Abstract
Background
Dupilumab, an anti-IL4 receptor-α monoclonal antibody, was the first biologic to be approved in Canada for the treatment of Chronic Rhinosinusitis with Nasal Polyps (CRSwNP). In phase III clinical trials, it has demonstrated to be effective in reducing nasal polyp size and the severity of symptoms, improve disease-specific quality of life, and to have an acceptable safety profile. This study aims to present long-term follow-up data on disease-specific sinonasal outcomes of patients with CRSwNP who have been treated with dupilumab for up to 3 years in a real-world setting.
Methods
Retrospective review of electronic medical records of a single Canadian rhinology center evaluating disease-specific sinonasal outcomes that are routinely collected for clinical care. This study included all patients who received dupilumab for the treatment of CRSwNP and who had completed at least one follow-up visit. The Sino-Nasal Outcome Test (SNOT)-22 was used to evaluate treatment symptom improvement.
Results
Ninety-nine patients started dupilumab therapy during the study period. The mean SNOT-22 at the start of therapy was 61.1 (±22.91) At the time of the review, 65 patients had completed 1 year of therapy, 40 had completed 2 years of therapy, and 18 had completed 3 years of therapy.
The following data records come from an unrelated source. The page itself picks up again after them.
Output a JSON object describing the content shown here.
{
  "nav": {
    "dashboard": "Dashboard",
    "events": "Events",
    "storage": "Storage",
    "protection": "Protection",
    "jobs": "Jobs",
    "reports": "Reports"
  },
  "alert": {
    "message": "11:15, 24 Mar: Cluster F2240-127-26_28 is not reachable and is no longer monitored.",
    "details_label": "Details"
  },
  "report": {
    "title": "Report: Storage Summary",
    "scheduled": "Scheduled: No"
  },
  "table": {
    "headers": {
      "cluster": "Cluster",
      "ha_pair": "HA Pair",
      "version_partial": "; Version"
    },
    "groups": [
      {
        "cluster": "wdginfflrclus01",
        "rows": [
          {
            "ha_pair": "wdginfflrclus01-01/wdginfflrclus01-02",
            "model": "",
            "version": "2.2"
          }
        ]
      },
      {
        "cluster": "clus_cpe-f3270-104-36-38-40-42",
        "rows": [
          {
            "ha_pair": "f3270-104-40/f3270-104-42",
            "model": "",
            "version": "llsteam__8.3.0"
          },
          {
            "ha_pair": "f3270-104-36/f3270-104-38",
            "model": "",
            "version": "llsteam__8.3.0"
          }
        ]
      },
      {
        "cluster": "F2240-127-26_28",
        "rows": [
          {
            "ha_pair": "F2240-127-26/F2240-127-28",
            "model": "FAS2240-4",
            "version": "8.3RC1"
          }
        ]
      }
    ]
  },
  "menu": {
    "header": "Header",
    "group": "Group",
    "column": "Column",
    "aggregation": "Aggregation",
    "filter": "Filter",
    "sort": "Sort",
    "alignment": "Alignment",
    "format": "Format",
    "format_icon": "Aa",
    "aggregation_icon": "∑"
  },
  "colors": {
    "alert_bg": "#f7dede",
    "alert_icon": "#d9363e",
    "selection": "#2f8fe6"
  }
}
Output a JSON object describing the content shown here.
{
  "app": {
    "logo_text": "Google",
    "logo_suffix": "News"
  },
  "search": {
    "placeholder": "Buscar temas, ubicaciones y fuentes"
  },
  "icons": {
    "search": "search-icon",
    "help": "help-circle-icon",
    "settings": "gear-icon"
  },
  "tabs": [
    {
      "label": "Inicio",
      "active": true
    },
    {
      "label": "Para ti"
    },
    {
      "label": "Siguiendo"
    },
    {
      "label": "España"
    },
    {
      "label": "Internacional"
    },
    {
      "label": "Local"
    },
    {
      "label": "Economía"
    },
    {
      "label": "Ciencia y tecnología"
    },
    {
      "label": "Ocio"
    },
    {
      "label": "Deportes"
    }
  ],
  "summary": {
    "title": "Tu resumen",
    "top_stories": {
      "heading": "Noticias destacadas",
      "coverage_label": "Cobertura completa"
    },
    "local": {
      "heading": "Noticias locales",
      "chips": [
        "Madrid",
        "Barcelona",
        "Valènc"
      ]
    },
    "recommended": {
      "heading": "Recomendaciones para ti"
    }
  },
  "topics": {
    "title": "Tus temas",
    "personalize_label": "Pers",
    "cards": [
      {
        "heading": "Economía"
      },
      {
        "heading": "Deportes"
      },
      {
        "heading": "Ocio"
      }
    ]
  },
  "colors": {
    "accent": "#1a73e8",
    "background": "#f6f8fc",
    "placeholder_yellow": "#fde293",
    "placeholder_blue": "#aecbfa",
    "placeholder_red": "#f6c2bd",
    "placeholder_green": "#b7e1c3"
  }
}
The mean SNOT-22 score at these timepoints was 16.75 (±13.86), 15.02 (±14.40), and 10.22 (±11.56), respectively.
Conclusion
This real-world study shows that in patients with CRSwNP treated with dupilumab, improvement in disease-specific quality of life seen after 1 year continues and can be maintained at 3 years of treatment.
Introduction
Chronic Rhinosinusitis with Nasal Polyps (CRSwNP) is predominantly an inflammatory disease characterized primarily by type 2 inflammation and it is diagnosed by the presence of a combination of clinical symptoms (nasal obstruction, congestion, rhinorrhea, reduction/loss of olfaction, and in some instances, facial pain) as well as the objective finding of nasal polyps. 1 CRSwNP is associated with substantial healthcare costs 2 and has a significant impact on health-related quality of life (HRQoL). 3 The impact on HRQoL is typically even greater in CRSwNP patients with associated comorbidities such as asthma and aspirin-exacerbated respiratory disease (AERD).3,4
Recommended initial treatment for CRSwNP is medical and it includes intranasal corticosteroid spray (INCS) complemented with a short course of oral corticosteroids and adjunct therapies such as saline rinses and antibiotics when warranted. 5 For those who fail medical treatment, surgery is recommended. 5 However, about 20% of patients who undergo surgery will require revision surgery within 5 years; this interval decreases with a higher number of surgeries.6,7
Until recently, treatment options for patients who failed both medical and surgical therapy were limited to additional trials of medical therapies and/or revision surgery. However, over the past 5 years, several biological therapies (dupilumab, mepolizumab, and omalizumab) have been approved for the treatment of nasal polyps in several jurisdictions including the United States, the European Union, and Canada.8-10
Dupilumab, an anti-IL4 receptor-α monoclonal antibody, was the first biologic to be approved in Canada, in August 2020. It was demonstrated to be effective in reducing nasal polyp size and the severity of CRSwNP symptoms and to have an acceptable safety profile. 8 In phase III clinical trials, treatment with dupilumab also resulted in significant improvements in disease-specific quality of life demonstrated by clinically significant improvement in the Sino-Nasal Outcome Test (SNOT)-22. 11
Since the introduction of dupilumab as a treatment option for CRSwNP, several studies have investigated its effectiveness outside of clinical trials. To date, the results of these real-world studies support the findings of the phase III trials with CRS symptom improvement, a reduction of nasal polyp score, and improvement in disease-specific quality of life.12-15 However, currently there is no data available on treatment outcomes beyond 12 months.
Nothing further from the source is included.